3. The process of claim 1 further comprising at least one subsequent step of separating the unPEGylated protein from a PEGylated species.

4. The process of claim 3 further comprising a second step of filtering.

5. The process of claim 1 further comprising the step of PEGylating an unPEGylated protein.

6. The process of claim 3 further comprising the step of PEGylating an unPEGylated protein.

7. The process of claim 6 wherein at least three steps of separating the unPEGylated protein from a PEGylated species are performed.

8. The process of claim 1 wherein the PEGylated protein separated is substantially monoPEGylated protein.

9. The process of claim 8 further comprising the step of separating multiPEGylated from monoPEGylated protein.

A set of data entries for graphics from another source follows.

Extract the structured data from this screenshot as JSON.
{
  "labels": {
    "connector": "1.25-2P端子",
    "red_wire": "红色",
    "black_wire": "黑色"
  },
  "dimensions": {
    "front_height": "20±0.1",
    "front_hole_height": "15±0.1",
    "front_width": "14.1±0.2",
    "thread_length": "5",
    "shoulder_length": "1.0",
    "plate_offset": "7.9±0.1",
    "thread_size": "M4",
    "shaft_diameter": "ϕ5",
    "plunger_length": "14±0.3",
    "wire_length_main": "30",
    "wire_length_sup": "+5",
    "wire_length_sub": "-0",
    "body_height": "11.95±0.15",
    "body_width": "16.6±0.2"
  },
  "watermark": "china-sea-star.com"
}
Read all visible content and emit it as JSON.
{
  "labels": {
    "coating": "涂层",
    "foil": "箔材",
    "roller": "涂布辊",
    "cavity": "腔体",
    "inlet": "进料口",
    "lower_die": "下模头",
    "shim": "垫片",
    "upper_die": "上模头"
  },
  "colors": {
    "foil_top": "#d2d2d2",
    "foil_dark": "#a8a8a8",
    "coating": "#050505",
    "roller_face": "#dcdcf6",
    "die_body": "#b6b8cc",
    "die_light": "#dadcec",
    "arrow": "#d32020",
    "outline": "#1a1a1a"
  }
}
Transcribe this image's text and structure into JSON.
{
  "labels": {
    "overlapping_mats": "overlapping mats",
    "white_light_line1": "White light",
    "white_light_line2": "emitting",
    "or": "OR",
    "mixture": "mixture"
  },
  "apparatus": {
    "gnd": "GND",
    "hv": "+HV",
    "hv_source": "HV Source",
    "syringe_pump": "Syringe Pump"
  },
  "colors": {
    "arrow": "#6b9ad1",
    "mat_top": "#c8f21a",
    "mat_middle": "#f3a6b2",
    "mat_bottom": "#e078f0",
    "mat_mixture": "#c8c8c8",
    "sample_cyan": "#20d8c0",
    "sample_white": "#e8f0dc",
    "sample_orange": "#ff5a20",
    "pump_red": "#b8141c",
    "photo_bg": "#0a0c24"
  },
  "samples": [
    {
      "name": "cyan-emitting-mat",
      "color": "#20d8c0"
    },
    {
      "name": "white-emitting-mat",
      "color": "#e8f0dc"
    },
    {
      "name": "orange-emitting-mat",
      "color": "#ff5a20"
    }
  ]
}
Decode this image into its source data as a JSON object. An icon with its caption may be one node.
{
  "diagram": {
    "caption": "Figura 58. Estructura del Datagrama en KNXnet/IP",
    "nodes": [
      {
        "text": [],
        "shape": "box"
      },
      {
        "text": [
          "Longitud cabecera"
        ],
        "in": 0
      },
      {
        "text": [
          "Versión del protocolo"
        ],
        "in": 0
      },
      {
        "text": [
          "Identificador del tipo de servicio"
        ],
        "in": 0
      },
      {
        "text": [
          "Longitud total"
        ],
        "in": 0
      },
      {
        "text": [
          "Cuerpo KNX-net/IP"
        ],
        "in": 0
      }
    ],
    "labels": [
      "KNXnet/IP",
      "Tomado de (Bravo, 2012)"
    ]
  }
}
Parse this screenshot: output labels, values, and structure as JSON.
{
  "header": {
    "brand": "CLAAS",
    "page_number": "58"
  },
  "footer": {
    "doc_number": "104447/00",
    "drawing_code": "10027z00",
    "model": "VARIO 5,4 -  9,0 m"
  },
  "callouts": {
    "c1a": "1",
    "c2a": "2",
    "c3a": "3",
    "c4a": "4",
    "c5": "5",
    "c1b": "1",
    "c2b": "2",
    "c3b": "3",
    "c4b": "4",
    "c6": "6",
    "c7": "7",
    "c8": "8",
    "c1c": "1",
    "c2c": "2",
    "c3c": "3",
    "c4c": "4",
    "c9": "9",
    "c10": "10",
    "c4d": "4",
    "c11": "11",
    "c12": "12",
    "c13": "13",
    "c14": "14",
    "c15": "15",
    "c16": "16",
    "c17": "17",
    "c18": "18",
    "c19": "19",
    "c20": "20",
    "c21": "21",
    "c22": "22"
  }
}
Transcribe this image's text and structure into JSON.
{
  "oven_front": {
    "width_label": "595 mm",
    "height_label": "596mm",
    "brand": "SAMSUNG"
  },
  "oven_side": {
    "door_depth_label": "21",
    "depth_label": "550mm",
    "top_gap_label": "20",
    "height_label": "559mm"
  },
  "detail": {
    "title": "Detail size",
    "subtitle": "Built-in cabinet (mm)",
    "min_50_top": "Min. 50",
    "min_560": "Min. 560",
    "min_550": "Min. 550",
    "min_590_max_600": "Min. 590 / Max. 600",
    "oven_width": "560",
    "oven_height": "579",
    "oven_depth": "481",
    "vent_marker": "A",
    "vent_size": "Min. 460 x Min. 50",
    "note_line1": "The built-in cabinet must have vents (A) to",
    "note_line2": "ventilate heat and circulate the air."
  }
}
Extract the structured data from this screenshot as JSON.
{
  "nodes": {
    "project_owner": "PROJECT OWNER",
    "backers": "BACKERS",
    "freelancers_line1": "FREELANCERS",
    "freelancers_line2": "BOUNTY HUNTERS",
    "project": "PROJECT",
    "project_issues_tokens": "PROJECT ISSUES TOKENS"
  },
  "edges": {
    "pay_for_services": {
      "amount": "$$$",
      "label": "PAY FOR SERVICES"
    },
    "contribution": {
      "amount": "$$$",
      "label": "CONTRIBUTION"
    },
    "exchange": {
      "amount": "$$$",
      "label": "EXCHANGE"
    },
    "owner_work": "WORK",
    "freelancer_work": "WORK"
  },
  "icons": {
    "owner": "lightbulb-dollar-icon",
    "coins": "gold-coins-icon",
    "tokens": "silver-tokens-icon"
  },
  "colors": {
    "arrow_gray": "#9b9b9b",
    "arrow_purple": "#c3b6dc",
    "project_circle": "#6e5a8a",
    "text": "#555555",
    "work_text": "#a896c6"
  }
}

10. The process of claim 9 wherein the multiPEGylated protein is reprocessed into monoPEGylated protein.

11. The process of claim 4 wherein the second step of filtering is diafiltration.

12. A process for recovering PEGylated protein from a PEGylation reaction of unPEGylated protein comprising the steps of:

i. PEGylating a protein through a PEGylation reaction and

ii. filtering the PEGylated protein, wherein the unPEGylated protein is recovered in initial PEGylation solution conditions.

13. The process of claim 12 wherein the unPEGylated protein is recovered in the permeate.

14. The process of claim 12 wherein the step of filtering comprises ultrafiltration and/or diafiltration.

15. The process of claim 12 wherein the process is repeated.